On the funding front, the firm said that during the last quarter, the Unite UK Student Accommodation Fund (USAF) secured a new £400m loan, replacing the maturing £380m bond that was due in June.
It said the seven-year secured loan carried a fixed rate of 5.4%, and aligned with the company's previous guidance of a 3.6% overall cost of debt for 2023 on a see-through basis.[
As at 30 June, the independent valuation of USAF's property portfolio stood at £2.923bn, reflecting a 1.2% increase on a like-for-like basis during the quarter.
The board said the growth in valuation was driven by a 2.2% increase in quarterly rental income and a five-basis point expansion in property yields.
It said the portfolio consisted of 27,924 beds across 71 properties, located in 19 university towns and cities across the UK.
The London Student Accommodation Joint Venture (LSAV), meanwhile, boasted an investment portfolio comprising 9,716 beds across 14 properties in London and the Aston Student Village in Birmingham.
It was independently valued at £1.94bn, representing a 1.1% increase on a like-for-like basis during the quarter.
Unite said the valuation uplift was primarily attributed to a 2% rise in quarterly rental income and a four-basis point increase in property yields.
The USAF and LSAV portfolios now commanded weighted average yields of 5.1% and 4.3%, respectively.
Unite said it expected that the valuations of its wholly-owned portfolio as at 30 June would show similar movements to those observed in USAF and LSAV during the first half of the year.

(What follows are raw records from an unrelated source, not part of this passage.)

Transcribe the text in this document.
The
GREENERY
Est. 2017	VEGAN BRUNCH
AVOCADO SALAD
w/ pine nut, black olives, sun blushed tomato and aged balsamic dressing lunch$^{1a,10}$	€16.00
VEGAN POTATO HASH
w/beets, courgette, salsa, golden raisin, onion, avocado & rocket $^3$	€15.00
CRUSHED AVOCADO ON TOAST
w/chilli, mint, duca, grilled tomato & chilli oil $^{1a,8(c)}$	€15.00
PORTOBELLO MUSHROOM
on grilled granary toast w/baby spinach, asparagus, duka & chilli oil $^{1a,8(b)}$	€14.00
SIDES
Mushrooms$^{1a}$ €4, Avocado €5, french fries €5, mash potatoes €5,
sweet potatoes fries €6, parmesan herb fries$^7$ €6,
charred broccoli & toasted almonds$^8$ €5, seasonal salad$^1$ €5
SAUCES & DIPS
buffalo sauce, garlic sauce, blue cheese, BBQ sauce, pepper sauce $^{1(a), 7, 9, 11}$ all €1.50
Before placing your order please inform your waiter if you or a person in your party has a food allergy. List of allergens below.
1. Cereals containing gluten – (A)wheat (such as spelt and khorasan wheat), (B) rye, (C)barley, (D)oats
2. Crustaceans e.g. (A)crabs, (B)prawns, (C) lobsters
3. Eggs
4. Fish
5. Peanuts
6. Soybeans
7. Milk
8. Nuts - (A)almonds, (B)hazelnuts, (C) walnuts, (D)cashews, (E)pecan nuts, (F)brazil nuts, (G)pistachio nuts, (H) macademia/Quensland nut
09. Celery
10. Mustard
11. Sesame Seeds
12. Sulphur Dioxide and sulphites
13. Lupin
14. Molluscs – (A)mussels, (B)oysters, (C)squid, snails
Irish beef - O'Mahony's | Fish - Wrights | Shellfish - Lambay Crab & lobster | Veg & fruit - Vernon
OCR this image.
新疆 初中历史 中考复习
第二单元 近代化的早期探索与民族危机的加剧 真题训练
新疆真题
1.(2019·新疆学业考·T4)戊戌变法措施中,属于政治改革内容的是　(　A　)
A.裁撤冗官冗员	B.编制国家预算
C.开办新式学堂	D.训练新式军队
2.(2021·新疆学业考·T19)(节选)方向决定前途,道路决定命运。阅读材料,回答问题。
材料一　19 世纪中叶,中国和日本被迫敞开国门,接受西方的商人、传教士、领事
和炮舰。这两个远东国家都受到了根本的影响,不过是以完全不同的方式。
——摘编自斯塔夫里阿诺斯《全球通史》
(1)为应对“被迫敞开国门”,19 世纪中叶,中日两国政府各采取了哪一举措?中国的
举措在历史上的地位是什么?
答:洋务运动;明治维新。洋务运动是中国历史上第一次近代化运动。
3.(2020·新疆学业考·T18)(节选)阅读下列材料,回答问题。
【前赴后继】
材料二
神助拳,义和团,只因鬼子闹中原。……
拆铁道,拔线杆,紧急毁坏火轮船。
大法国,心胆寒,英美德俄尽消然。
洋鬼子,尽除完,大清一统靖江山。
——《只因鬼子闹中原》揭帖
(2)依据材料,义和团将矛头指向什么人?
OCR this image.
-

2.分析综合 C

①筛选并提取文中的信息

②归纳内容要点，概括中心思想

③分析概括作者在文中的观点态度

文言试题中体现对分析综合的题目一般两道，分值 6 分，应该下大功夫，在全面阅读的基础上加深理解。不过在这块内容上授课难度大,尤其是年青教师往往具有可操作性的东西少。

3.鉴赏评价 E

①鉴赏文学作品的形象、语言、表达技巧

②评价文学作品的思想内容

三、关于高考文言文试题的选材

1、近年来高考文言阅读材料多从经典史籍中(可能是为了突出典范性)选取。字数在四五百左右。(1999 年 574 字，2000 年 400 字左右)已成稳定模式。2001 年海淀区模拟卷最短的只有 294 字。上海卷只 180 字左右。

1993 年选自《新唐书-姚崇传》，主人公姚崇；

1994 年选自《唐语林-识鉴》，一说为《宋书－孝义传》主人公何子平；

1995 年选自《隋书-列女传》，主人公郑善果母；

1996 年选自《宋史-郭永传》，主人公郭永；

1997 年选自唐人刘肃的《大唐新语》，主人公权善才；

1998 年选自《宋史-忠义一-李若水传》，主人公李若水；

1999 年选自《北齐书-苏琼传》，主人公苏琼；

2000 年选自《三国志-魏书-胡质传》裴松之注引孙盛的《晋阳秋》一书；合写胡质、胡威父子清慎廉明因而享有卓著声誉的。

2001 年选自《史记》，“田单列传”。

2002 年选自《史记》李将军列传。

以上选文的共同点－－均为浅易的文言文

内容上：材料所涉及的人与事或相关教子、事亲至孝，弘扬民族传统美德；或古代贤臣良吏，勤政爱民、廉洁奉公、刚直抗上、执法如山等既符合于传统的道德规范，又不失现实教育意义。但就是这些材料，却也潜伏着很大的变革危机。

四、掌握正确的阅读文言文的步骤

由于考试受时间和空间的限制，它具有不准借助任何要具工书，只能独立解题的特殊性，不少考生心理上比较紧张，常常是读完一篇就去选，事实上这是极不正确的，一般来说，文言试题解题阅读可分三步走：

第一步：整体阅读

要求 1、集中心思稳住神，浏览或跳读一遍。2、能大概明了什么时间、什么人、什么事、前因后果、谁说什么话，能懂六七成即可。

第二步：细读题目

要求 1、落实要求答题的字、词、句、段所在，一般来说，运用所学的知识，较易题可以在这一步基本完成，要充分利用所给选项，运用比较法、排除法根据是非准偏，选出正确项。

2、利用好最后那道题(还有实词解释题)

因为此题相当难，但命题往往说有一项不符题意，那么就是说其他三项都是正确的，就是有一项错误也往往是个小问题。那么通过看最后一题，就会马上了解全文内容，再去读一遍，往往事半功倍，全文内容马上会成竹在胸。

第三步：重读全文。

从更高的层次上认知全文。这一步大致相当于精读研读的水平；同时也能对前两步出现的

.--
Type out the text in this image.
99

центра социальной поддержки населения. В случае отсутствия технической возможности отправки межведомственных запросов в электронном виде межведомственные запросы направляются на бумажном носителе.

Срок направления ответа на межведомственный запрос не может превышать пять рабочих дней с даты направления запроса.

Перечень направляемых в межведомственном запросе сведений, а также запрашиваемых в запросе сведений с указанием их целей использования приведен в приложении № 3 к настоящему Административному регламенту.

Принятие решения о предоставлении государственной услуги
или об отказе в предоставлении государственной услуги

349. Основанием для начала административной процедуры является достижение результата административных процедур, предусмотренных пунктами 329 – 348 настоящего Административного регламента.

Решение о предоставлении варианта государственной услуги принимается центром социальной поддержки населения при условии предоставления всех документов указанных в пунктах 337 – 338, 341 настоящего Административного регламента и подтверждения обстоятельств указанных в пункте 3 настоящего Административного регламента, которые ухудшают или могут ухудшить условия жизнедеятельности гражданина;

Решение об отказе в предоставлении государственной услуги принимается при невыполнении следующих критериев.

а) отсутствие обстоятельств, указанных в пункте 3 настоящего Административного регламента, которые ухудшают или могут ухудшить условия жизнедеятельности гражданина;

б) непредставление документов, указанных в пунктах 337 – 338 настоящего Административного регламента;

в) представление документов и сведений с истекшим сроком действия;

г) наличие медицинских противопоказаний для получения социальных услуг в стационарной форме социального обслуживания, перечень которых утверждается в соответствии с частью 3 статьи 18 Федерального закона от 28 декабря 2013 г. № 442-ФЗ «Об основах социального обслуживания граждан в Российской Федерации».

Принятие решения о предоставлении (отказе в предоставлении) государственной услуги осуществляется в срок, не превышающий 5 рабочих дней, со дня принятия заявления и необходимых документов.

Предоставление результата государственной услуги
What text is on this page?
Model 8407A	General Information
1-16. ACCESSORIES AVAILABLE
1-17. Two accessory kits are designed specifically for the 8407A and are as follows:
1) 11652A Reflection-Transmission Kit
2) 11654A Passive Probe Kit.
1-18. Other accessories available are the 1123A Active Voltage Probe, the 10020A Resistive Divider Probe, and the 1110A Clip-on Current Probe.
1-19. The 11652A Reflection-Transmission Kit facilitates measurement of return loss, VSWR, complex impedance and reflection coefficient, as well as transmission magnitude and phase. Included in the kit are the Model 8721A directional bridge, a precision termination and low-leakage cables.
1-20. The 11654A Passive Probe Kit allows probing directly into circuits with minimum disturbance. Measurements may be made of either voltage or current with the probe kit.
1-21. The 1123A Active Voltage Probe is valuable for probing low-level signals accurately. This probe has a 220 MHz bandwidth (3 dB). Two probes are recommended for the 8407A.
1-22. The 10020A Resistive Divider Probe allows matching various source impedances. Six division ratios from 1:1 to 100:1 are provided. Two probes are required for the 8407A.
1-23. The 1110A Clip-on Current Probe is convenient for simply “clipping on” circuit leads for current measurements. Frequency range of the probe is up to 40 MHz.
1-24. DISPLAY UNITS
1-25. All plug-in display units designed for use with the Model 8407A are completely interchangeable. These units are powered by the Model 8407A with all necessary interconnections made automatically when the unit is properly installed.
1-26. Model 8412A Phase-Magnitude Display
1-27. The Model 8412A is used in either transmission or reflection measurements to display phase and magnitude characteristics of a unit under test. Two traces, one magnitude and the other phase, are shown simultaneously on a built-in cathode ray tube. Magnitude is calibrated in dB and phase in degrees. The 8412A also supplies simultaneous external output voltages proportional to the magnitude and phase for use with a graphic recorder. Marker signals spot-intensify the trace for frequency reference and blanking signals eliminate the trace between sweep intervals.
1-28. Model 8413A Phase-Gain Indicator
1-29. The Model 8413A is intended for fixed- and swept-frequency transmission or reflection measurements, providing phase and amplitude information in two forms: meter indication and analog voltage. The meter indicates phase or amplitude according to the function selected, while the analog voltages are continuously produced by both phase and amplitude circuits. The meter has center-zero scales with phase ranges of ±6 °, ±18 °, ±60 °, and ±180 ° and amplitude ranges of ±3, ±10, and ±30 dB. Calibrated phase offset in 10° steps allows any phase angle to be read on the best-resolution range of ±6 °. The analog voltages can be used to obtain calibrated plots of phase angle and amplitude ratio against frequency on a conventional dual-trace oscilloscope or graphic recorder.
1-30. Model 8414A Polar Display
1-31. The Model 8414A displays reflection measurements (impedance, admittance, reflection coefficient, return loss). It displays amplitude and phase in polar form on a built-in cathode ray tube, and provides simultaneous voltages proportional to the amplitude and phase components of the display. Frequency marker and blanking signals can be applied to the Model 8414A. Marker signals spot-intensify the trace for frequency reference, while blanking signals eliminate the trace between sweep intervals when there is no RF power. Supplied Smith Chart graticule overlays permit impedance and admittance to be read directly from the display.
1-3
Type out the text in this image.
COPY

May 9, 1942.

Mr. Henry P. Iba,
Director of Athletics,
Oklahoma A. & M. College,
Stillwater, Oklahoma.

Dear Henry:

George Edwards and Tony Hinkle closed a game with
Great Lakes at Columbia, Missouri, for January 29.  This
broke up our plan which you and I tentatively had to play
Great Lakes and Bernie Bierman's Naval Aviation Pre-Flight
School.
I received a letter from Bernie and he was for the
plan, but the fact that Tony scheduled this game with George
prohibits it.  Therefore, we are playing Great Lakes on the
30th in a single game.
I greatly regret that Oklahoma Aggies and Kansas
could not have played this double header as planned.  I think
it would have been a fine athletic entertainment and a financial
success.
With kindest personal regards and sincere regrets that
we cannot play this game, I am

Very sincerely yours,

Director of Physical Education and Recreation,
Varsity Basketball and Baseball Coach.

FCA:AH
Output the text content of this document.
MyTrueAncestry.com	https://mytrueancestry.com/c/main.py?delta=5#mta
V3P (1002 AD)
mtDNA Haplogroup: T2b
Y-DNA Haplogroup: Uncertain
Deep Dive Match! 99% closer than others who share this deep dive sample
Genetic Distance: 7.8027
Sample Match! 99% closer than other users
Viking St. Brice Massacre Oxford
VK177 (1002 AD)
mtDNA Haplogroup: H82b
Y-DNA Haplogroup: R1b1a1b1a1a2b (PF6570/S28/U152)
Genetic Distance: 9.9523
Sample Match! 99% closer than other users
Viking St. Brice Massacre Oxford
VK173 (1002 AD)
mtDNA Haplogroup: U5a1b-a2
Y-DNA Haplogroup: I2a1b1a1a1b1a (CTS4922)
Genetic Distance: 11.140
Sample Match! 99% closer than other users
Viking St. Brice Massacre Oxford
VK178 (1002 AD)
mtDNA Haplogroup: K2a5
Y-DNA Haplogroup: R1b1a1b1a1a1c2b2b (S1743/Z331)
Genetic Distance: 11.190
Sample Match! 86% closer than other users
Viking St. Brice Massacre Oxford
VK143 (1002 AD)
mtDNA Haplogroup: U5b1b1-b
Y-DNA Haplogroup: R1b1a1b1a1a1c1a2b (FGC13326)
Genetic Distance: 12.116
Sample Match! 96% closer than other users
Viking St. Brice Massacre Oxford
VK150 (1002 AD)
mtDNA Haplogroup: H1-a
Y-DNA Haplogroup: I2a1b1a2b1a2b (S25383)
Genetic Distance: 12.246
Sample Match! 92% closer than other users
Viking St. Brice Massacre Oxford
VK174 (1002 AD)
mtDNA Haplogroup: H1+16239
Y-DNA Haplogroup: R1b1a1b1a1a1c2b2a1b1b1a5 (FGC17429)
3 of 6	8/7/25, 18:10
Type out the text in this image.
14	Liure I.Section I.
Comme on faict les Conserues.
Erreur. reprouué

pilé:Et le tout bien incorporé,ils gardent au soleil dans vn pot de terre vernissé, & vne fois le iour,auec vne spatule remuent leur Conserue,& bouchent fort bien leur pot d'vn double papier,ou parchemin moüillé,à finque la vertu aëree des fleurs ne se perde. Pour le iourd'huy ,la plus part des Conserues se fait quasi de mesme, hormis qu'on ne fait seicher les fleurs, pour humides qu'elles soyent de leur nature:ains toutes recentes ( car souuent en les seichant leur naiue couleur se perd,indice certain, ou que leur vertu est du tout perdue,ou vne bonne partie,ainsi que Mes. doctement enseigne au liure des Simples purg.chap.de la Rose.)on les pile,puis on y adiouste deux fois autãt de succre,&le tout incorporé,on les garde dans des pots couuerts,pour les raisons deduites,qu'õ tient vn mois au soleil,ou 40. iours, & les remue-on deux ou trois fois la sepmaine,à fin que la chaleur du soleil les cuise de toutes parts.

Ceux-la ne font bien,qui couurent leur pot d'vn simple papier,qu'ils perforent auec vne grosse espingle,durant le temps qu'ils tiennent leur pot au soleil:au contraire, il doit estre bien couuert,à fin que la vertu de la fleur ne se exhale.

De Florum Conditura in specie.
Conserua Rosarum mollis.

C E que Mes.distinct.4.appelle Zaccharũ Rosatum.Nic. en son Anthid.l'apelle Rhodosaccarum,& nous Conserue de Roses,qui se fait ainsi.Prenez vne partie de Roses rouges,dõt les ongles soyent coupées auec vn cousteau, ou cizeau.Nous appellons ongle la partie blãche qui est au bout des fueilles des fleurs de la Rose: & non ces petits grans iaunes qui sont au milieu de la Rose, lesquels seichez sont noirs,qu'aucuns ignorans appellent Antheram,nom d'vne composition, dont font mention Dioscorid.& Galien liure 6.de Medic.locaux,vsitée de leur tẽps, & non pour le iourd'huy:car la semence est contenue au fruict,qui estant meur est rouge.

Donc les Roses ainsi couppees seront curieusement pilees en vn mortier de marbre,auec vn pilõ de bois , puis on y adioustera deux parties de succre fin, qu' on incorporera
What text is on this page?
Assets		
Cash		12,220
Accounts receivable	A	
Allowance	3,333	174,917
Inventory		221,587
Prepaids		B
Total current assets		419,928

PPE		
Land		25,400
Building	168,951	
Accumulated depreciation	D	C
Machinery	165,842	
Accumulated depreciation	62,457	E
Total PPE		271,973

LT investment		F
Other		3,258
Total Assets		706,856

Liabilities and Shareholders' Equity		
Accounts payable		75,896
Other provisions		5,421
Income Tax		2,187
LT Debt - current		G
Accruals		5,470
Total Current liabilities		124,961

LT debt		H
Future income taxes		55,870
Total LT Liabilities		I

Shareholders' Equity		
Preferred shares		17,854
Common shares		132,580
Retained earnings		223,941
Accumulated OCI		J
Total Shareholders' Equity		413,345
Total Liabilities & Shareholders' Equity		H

"Reservations for the 2023-2024 academic year remain at record levels, with 98% of rooms now sold, reflecting strong demand from both students and universities and the attractiveness of our fixed-priced all-inclusive offer," said chief executive officer Richard Smith.
"This supports an improvement in our rental growth guidance to around 7% for the academic year.
"Our strong leasing performance will continue to support our property valuations as the market adjusts to an environment of higher interest rates."
Smith said the supply of purpose-built student accommodation could keep pace with growing student demand at the same time as houses in multiple occupation (HMO) landlords were leaving the sector.
"Unite is uniquely positioned to address this housing need through our best-in-class operating platform, university relationships development and asset management capabilities."